ABSTRACTS OF BOOKS

My abstracts of each book were made in the French language: my observations often branched into particular essays; and I can still read, without contempt, a dissertation of eight folio pages on eight lines (287-94) of the fourth Georgic of Virgil....

This various reading, which I now conducted with discretion, was digested, according to the precept and model of Mr. Locke, into a large commonplace book; a practice, however, which I do not strenuously recommend. The action of the pen will doubtless imprint an idea on the mind as well as on the paper: but I much question whether the benefits of this laborious method are adequate to the waste of time; and I must agree with Dr. Johnson (Idler, No. 74), 'that what is twice read is commonly better remembered than what is transcribed'....
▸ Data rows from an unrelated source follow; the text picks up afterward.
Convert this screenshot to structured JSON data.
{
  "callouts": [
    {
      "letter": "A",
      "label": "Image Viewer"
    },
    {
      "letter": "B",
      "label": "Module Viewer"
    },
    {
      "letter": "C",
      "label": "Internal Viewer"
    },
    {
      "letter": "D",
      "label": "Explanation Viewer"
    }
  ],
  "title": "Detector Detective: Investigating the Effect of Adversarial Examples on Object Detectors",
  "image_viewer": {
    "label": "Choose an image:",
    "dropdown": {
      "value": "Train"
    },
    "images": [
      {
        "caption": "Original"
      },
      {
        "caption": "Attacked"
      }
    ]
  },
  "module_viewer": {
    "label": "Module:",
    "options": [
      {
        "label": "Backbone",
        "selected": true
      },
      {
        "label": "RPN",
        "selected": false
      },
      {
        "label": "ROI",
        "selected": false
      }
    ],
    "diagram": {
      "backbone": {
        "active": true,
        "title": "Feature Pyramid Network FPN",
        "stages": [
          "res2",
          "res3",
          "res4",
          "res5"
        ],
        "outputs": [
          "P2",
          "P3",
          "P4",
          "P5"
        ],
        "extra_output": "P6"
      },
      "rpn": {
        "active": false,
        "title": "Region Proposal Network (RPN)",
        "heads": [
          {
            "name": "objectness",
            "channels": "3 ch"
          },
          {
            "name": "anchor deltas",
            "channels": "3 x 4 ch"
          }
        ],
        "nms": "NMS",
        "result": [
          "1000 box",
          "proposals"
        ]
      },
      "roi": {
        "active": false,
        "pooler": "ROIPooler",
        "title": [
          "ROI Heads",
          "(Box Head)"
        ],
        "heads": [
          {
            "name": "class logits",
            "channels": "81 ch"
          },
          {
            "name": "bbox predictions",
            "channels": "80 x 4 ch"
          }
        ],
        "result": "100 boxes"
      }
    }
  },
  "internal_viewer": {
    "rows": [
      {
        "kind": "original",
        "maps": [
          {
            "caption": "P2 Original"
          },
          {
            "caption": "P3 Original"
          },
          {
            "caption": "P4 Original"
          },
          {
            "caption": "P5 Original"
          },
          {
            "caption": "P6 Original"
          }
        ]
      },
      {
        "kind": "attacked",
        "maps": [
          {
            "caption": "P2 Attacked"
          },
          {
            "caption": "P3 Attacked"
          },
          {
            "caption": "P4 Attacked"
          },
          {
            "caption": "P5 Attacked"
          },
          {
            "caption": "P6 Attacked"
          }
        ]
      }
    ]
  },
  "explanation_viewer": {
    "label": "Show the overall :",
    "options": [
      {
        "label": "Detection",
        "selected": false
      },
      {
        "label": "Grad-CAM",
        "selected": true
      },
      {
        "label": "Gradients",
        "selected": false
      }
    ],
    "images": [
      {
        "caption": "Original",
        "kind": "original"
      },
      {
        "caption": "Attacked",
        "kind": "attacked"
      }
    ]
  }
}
I will embrace this occasion of recommending to the young student a practice which about this time [1759] I myself adopted. After glancing my eye over the design and order of a new book, I suspended the perusal till I had finished the task of self-examination, till I had revolved, in a solitary walk, all that I knew, or believed, or had thought on the subject of the whole work, or of some particular chapter: I was then qualified to discern how much the author added to my original stock; and if I was sometimes satisfied by the agreement, I was sometimes armed by the opposition of our ideas.—E. Gibbon. Autobiography.